DRI was organized in 1960 by attorneys who were concerned that the scales of justice were beginning to weigh too heavily in favor of plaintiffs and that balance in the civil justice system needed to be restored. Since 1976, DRI has held more than 300 continuing legal education seminars throughout the United States on topics ranging from insurance coverage and practice, medical malpractice and environmental and hazardous waste litigation, to employment law, products liability, and drug and medical device litigation.
One good way to avoid lawsuits is simple: Establish a good rapport with your patients and their families. Raynes and Packer both observe that what often stops people from filing lawsuits is that they’re pleased with their physicians. "A very good, open relationship with a physician will deter a patient from filing a malpractice case to begin with," Packer says. "Even if a mistake is actually made, if the communication and relationship are good, the patient may well not bring suit."

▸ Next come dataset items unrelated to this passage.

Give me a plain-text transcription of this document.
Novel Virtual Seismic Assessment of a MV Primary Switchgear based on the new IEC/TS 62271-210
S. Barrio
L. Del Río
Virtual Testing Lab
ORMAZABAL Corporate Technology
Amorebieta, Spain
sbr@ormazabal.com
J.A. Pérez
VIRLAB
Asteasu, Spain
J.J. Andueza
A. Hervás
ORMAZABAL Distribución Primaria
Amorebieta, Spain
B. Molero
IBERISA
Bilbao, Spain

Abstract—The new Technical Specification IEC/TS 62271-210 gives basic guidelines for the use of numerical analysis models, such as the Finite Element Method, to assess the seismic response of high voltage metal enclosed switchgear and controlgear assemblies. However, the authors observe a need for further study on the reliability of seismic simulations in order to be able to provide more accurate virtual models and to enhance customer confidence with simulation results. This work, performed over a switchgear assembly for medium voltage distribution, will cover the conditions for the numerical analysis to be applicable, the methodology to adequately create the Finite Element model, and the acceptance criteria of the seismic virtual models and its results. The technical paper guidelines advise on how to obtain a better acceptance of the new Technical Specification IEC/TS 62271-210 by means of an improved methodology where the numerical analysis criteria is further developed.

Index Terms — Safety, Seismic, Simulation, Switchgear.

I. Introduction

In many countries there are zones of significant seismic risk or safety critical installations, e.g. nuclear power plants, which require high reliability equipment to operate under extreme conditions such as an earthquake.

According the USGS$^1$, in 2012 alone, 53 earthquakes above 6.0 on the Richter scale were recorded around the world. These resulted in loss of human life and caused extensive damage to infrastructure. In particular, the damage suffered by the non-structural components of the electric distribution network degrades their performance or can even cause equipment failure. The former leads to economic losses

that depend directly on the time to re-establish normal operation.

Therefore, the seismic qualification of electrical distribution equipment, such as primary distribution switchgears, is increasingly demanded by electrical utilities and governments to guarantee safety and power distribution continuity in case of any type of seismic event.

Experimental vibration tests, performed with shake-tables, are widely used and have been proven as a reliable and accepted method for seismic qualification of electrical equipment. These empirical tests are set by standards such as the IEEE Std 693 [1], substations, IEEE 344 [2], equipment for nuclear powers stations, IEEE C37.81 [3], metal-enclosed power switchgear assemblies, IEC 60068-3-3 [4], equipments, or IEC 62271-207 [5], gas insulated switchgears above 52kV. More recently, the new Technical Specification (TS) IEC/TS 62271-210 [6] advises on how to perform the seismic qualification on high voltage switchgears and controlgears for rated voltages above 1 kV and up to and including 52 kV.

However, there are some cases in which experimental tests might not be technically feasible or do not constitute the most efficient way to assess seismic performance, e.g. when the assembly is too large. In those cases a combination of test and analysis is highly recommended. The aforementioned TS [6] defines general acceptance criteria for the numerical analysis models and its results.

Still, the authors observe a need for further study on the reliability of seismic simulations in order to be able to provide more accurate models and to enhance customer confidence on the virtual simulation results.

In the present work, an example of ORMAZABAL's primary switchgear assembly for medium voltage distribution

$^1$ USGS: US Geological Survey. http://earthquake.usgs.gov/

Packer notes that there are certainly a large number of claims against health care professionals that are without merit. He always wants his client sitting next to him in court during a trial, to show commitment to the case and so the jury gets to know the defendant. But going to court always takes huge chunks of time away from the defendant’s practice, and there are always delays in trials.
"Many times my physician clients will see patients starting at 6 a.m., get to court by 8:30, maybe see a patient during lunchtime, and then again after 5 p.m. so that they can see their patients and keep their income streams going," Packer says.
He notes that in any medical malpractice case, the first thing the plaintiff must prove is liability, that the provider acted below the standard of care for the community by doing (or failing to do) something reputable doctors in the community would have done. The second is that the plaintiff sustained harm as a result, and for this the plaintiff bears the burden of proof.